O caso de Zambelli e Delgatti, embora envolva uma suposta estratégia para justificar uma intervenção militar no processo eleitoral, não fez parte da denúncia nem integra o processo contra Bolsonaro. A defesa do ex-presidente também foi questionada pela Gazeta do Povo sobre o relato do hacker, mas não houve resposta.
Defesa de Zambelli diz que hacker mente e que vai apontar contradições em recurso
No processo, Delgatti também foi questionado pela defesa de Zambelli sobre o caso. O advogado o indagou se a deputada efetivamente teria pedido a ele a emissão do mandado de prisão contra Moraes. No processo, a defesa da deputada alegou que não há qualquer prova disso. Na investigação, a PF não encontrou uma mensagem, gravação ou áudio da deputada com um pedido para a emissão do documento falso.
No depoimento, Delgatti respondeu ao advogado de Zambelli esclarecendo que ele mesmo teve a ideia de invadir o sistema do CNJ para emitir um mandado de prisão falso de Alexandre de Moraes em nome do próprio ministro.
A ideia seria expor o documento publicamente para ficar claro que era uma ordem falsa de prisão, o que evidenciaria a fragilidade de um dos sistemas da Justiça.
“É perfeito pra mostrar que realmente alguém invadiu, porque salvo melhor juízo, em hipótese alguma ele [Moraes] iria mandar [prender] ele mesmo. Então essa ideia, realmente quem teve fui eu. E ela [Zambelli] chancelou essa ideia”, disse o hacker.
No depoimento, a defesa da deputada ainda questionou Delgatti se ela teria o incentivado a emitir o mandado de prisão, emitido em 4 de janeiro de 2023 e publicado na imprensa na mesma ocasião. “Ela me incentivou no todo, eu, eu fiz, eu tive a ideia por incentivação dela, não incentivação da ideia”, disse Delgatti.

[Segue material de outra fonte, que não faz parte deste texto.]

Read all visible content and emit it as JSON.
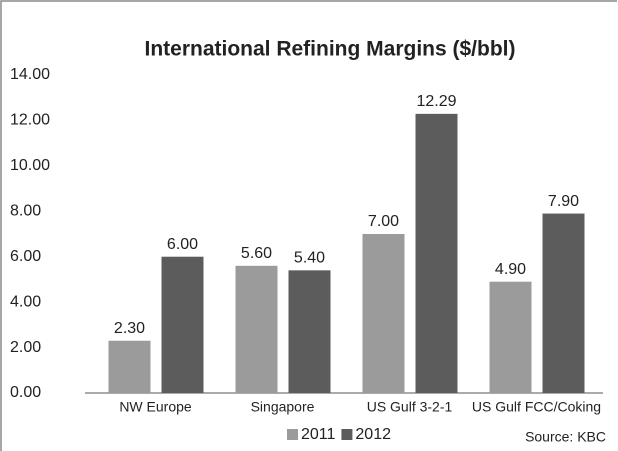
{
  "chart_data": {
    "type": "bar",
    "title": "International Refining Margins ($/bbl)",
    "categories": [
      "NW Europe",
      "Singapore",
      "US Gulf 3-2-1",
      "US Gulf FCC/Coking"
    ],
    "series": [
      {
        "name": "2011",
        "color": "#9b9b9b",
        "values": [
          2.3,
          5.6,
          7.0,
          4.9
        ],
        "value_labels": [
          "2.30",
          "5.60",
          "7.00",
          "4.90"
        ]
      },
      {
        "name": "2012",
        "color": "#5c5c5c",
        "values": [
          6.0,
          5.4,
          12.29,
          7.9
        ],
        "value_labels": [
          "6.00",
          "5.40",
          "12.29",
          "7.90"
        ]
      }
    ],
    "ylim": [
      0,
      14
    ],
    "yticks": [
      {
        "value": 0,
        "label": "0.00"
      },
      {
        "value": 2,
        "label": "2.00"
      },
      {
        "value": 4,
        "label": "4.00"
      },
      {
        "value": 6,
        "label": "6.00"
      },
      {
        "value": 8,
        "label": "8.00"
      },
      {
        "value": 10,
        "label": "10.00"
      },
      {
        "value": 12,
        "label": "12.00"
      },
      {
        "value": 14,
        "label": "14.00"
      }
    ],
    "grid": false,
    "source": "Source: KBC"
  }
}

A defesa de Zambelli sustenta que Delgatti é um “mitômano”, ou seja, um mentiroso contumaz, e que mentiu ao atribuir a ela o pedido para emitir o mandado de prisão.
“Ele deu 6 versões diferentes. E mente e inventa a cada vez. A palavra dele de nada vale”, disse à Gazeta do Povo o advogado de Zambelli, Daniel Bialski. Ele informou que, no recurso que pretende apresentar ao próprio STF contra a condenação, vai expor essas contradições do hacker, que foram omitidas nos votos pela condenação.
Na acusação contra Zambelli, a Procuradoria-Geral da República (PGR) apresentou como prova o relacionamento travado pela deputada com o hacker entre agosto de 2022 e o início de 2023. Ela chegou a levá-lo para um encontro com Bolsonaro em Brasília e para uma reunião com o presidente do PL, Valdemar Costa Neto. No processo, Zambelli disse que contratou o hacker para prestar serviços para seu site.
Junto com Delgatti, Zambelli foi condenada a 10 anos de prisão, com perda do mandato e inelegibilidade por mais 8 anos após o cumprimento da pena. A defesa já anunciou que tentará uma prisão domiciliar, em razão de condições frágeis de saúde da deputada.